Message Too Old, No Replies

Submit button (dreamweaver)

and page that follows

         

ehsanm

12:59 am on Apr 25, 2003 (gmt 0)

10+ Year Member


I'm redesigning a clients page and am at the last step. The submit button on their reservations page.

When the button is clicked, you are redirected to a thank you/confirmation page which is supplied by another website "http://www.toronto.com/cgi-bin/" . When you click okay the page redirects to the other sites main URL. The form is sent to the proper email address, but now you're taken to a totally different site.

How can I make the confirmation page be part of the same website?
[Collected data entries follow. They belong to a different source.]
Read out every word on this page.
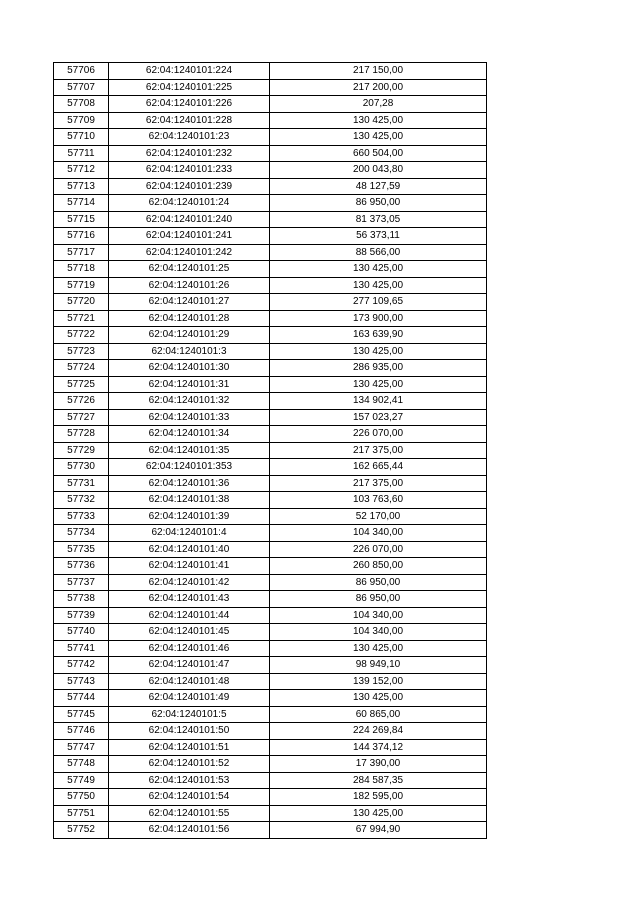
57706	62:04:1240101:224	217 150,00
57707	62:04:1240101:225	217 200,00
57708	62:04:1240101:226	207,28
57709	62:04:1240101:228	130 425,00
57710	62:04:1240101:23	130 425,00
57711	62:04:1240101:232	660 504,00
57712	62:04:1240101:233	200 043,80
57713	62:04:1240101:239	48 127,59
57714	62:04:1240101:24	86 950,00
57715	62:04:1240101:240	81 373,05
57716	62:04:1240101:241	56 373,11
57717	62:04:1240101:242	88 566,00
57718	62:04:1240101:25	130 425,00
57719	62:04:1240101:26	130 425,00
57720	62:04:1240101:27	277 109,65
57721	62:04:1240101:28	173 900,00
57722	62:04:1240101:29	163 639,90
57723	62:04:1240101:3	130 425,00
57724	62:04:1240101:30	286 935,00
57725	62:04:1240101:31	130 425,00
57726	62:04:1240101:32	134 902,41
57727	62:04:1240101:33	157 023,27
57728	62:04:1240101:34	226 070,00
57729	62:04:1240101:35	217 375,00
57730	62:04:1240101:353	162 665,44
57731	62:04:1240101:36	217 375,00
57732	62:04:1240101:38	103 763,60
57733	62:04:1240101:39	52 170,00
57734	62:04:1240101:4	104 340,00
57735	62:04:1240101:40	226 070,00
57736	62:04:1240101:41	260 850,00
57737	62:04:1240101:42	86 950,00
57738	62:04:1240101:43	86 950,00
57739	62:04:1240101:44	104 340,00
57740	62:04:1240101:45	104 340,00
57741	62:04:1240101:46	130 425,00
57742	62:04:1240101:47	98 949,10
57743	62:04:1240101:48	139 152,00
57744	62:04:1240101:49	130 425,00
57745	62:04:1240101:5	60 865,00
57746	62:04:1240101:50	224 269,84
57747	62:04:1240101:51	144 374,12
57748	62:04:1240101:52	17 390,00
57749	62:04:1240101:53	284 587,35
57750	62:04:1240101:54	182 595,00
57751	62:04:1240101:55	130 425,00
57752	62:04:1240101:56	67 994,90
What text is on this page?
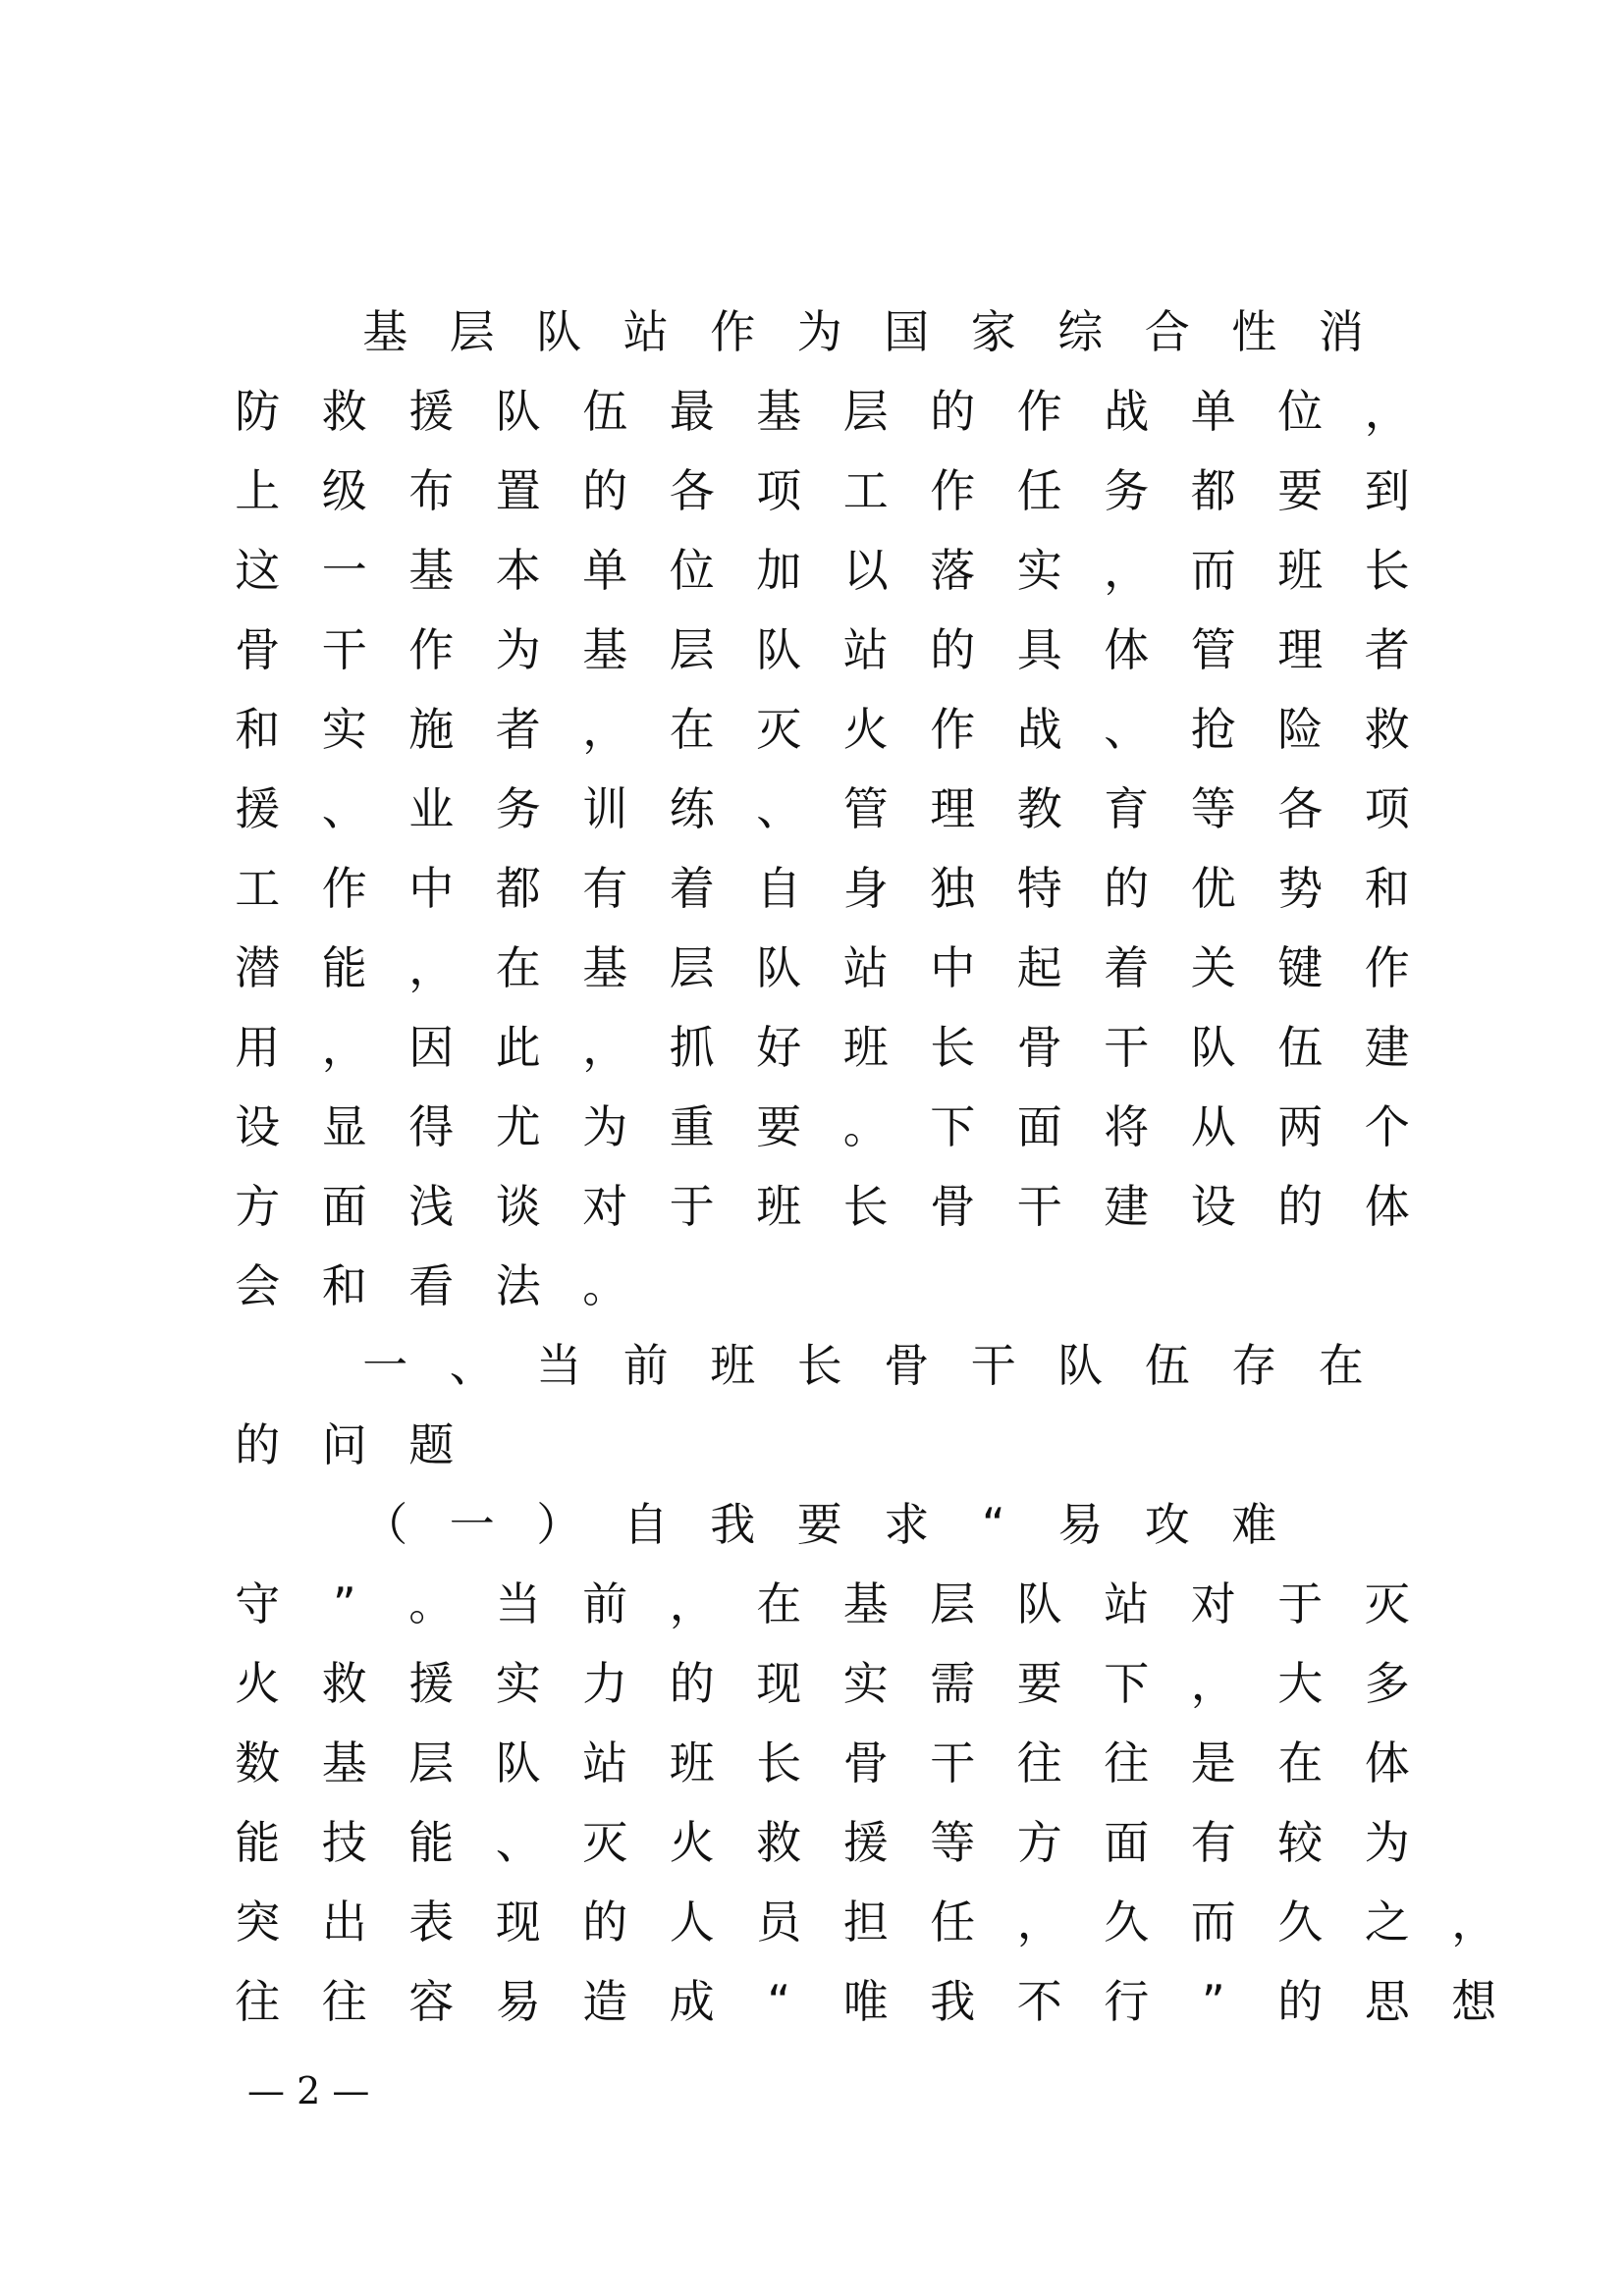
基 层 队 站 作 为 国 家 综 合 性 消
防 救 援 队 伍 最 基 层 的 作 战 单 位 ，
上 级 布 置 的 各 项 工 作 任 务 都 要 到
这 一 基 本 单 位 加 以 落 实 ， 而 班 长
骨 干 作 为 基 层 队 站 的 具 体 管 理 者
和 实 施 者 ， 在 灭 火 作 战 、 抢 险 救
援 、 业 务 训 练 、 管 理 教 育 等 各 项
工 作 中 都 有 着 自 身 独 特 的 优 势 和
潜 能 ， 在 基 层 队 站 中 起 着 关 键 作
用 ， 因 此 ， 抓 好 班 长 骨 干 队 伍 建
设 显 得 尤 为 重 要 。 下 面 将 从 两 个
方 面 浅 谈 对 于 班 长 骨 干 建 设 的 体
会 和 看 法 。
一 、 当 前 班 长 骨 干 队 伍 存 在
的 问 题
（ 一 ） 自 我 要 求	“	易 攻 难
守	”	。 当 前 ， 在 基 层 队 站 对 于 灭
火 救 援 实 力 的 现 实 需 要 下 ， 大 多
数 基 层 队 站 班 长 骨 干 往 往 是 在 体
能 技 能 、 灭 火 救 援 等 方 面 有 较 为
突 出 表 现 的 人 员 担 任 ， 久 而 久 之 ，
往 往 容 易 造 成	“	唯 我 不 行	”	的 思 想
— 2 —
I've designed the layout, but need to know who to redirect all the info to it.

This is where I believe my problem lays>>

{<form name=formToValidate onSubmit="return checkrequired(this)"
action=http://www.toronto.com/cgi-bin/uniform method=post>}

grahamstewart

1:15 am on Apr 25, 2003 (gmt 0)

WebmasterWorld Senior Member 10+ Year Member



Hi ehsanm,

Welcome to WebmasterWorld [webmasterworld.com]

You are right, the action attribute controls which page the form data is submitted to.

So you want..


<form name="formToValidate" onSubmit="return checkrequired(this)"
action="http://whatever" method="post">

However, it won't be as simple as changing this to a different page, because presumably the page you are sending the form information to has a server-side script that does something with the information before displaying the thankyou message.

ehsanm

2:53 am on Apr 25, 2003 (gmt 0)

10+ Year Member



Hi Grahamstewart!

Do you know how I'd create a page like that? I already designed and completed the confirmation page, along with the rest of the site... It's just this that's got me stumped. All I want to do is to have the whole form sent to a specific email address while redirecting to the confirmation pages that I've already designed.

Thanks a bunch!

grahamstewart

3:09 am on Apr 25, 2003 (gmt 0)

WebmasterWorld Senior Member 10+ Year Member



You would usually write a page in a server-side language like php or perl.
But there is no point re-inventing the wheel - take a look at the code for the existing page, you can probably use it with very little alteration.